Dans le cadre de la campagne mondiale Octobre Rose, l’Université de Kinshasa, via son Ministère du Genre et de la Promotion de l’Étudiant, a organisé ce vendredi 24 octobre 2025 une conférence sous le thème : « Mon corps, ma santé : prévenir le cancer du sein ».
La conférence, tenue dans la salle de la Faculté de Polytechnique, a réuni étudiants, enseignants et intervenants spécialisés. Parmi eux, la Professeur docteur Gertrude Luyeye, oncologue réputée, a livré une intervention riche et détaillée sur les réalités du cancer du sein, ses facteurs de risque, l’importance du dépistage et la prévention.
Comprendre le cancer du sein : une prolifération cellulaire anarchique

Le Professeur Gertrude Luyeye a débuté son exposé en clarifiant les idées reçues du fait qu’il n’existe aucun médicament capable de prévenir le cancer du sein. Selon elle, le cancer est avant tout une prolifération anarchique des cellules qui échappent au cycle normal de vie et de mort des cellules.
Elle explique que cette anomalie peut rester invisible pendant plusieurs années. Dans de nombreux cas, une masse palpable ne se manifeste qu’après neuf ans, et elle n’est souvent pas douloureuse, ce qui explique pourquoi beaucoup de femmes consultent trop tard, parfois après l’apparition de métastases.
Facteurs de risque : modifiables et non modifiables
Le Professeur a distingué les facteurs de risque non modifiables de ceux modifiables :
Facteurs non modifiables :
– Être une femme,
– Âge avancé (le risque augmente après 70 ans),
– Antécédents familiaux : si plusieurs proches ont eu un cancer, le risque est accru, justifiant un dépistage dès 30 ans pour les membres directs de la famille,
– Ménopause précoce ou ménopause tardive,
– Première grossesse tardive (après 35 ans).
Facteurs modifiables :
– Mode de vie sédentaire : la pratique régulière d’activités physiques aide les cellules à respirer et réduit le risque,
– Alimentation déséquilibrée : excès de sucre et de sel favorisent la prolifération des cellules cancéreuses,
– Consommation excessive d’alcool : l’alcool augmente le risque chez les femmes,
– Stress chronique : il peut contribuer à affaiblir l’organisme et favoriser le développement de maladies.

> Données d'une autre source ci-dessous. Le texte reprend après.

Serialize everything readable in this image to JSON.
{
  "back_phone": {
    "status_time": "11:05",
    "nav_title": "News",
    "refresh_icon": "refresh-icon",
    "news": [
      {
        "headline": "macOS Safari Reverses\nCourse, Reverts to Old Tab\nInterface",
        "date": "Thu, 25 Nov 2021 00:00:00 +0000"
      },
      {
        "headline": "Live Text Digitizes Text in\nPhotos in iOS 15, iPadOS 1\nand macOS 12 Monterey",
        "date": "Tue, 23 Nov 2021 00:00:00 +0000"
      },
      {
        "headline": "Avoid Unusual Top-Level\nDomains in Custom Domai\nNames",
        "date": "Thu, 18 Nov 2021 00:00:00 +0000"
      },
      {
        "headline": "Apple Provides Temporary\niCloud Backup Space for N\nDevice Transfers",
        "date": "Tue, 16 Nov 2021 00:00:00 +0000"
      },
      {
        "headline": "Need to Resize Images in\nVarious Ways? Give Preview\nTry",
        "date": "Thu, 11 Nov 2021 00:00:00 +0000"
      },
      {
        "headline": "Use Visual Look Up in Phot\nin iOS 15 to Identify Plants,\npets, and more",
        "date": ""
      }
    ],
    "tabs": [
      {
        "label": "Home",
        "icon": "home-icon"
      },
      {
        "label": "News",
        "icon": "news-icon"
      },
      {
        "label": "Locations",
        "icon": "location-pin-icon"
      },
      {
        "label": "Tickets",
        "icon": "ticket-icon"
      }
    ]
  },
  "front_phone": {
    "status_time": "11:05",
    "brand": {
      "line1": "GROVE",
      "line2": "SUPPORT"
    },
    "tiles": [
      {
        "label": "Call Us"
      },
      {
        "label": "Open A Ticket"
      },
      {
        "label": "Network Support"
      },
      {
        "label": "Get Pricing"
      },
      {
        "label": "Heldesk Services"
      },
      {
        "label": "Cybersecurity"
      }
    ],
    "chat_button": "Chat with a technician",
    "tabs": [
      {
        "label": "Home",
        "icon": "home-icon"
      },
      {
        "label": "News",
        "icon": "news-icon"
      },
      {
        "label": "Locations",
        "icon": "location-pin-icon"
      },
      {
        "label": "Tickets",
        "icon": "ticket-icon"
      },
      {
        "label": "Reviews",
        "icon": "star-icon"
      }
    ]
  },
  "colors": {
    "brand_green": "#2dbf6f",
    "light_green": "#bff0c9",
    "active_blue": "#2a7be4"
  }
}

Le Professeur a insisté sur le fait que même si certains facteurs ne peuvent être modifiés, le dépistage précoce et l’adoption d’un mode de vie sain peuvent réduire considérablement le risque de mortalité.
Dépistage et signes d’alerte : savoir réagir à temps
Selon la Professeur, toute masse dans le sein doit être examinée, mais toutes les masses ne sont pas forcément cancéreuses.
Elle a cité les signes d’alerte majeurs entre autres une masse palpable dans le sein ou sous l’aisselle, des odifications du téton (rétraction, écoulement anormal), un aspect peau d’orange ou rougeur persistante et une douleur inhabituelle ou nodules au niveau des ganglions
Elle a recommandé un auto-examen mensuel et de consulter immédiatement en cas d’anomalie, même si le doute subsiste.
Le cancer du sein n’est plus une fatalité
La Professeur Gertrude Luyeye a rassuré les étudiants que grâce aux avancées médicales, le cancer du sein n’est plus systématiquement fatal. Elle a partagé des exemples concrets de patientes traitées avec succès, y compris dans des cas compliqués ou pendant la grossesse.
Elle a également abordé les prothèses mammaires et les interventions chirurgicales qui fait que la reconstruction soir possible après ablation d’une tumeur, permettant aux patientes de préserver leur féminité et, souvent, leur capacité à avoir des enfants.
Encouragement à la prévention et à l’information
La Professeur a conclu en insistant sur le rôle crucial des étudiants et de la communauté dans la lutte contre le cancer :
– Se faire dépister régulièrement dès 30 ans en cas de risque familial,
– Sensibiliser leur entourage, familles et amis, pour briser les tabous,
– Partager l’information sur les réseaux sociaux et participer aux campagnes de sensibilisation.
Elle a souligné que la prévention et le dépistage sont les armes les plus efficaces pour lutter contre cette maladie, et que l’information est essentielle pour sauver des vies.
Par son intervention, elle a rappelé que le cancer n’est pas une fatalité et que l’éducation, la prévention et le dépistage précoce peuvent sauver des vies.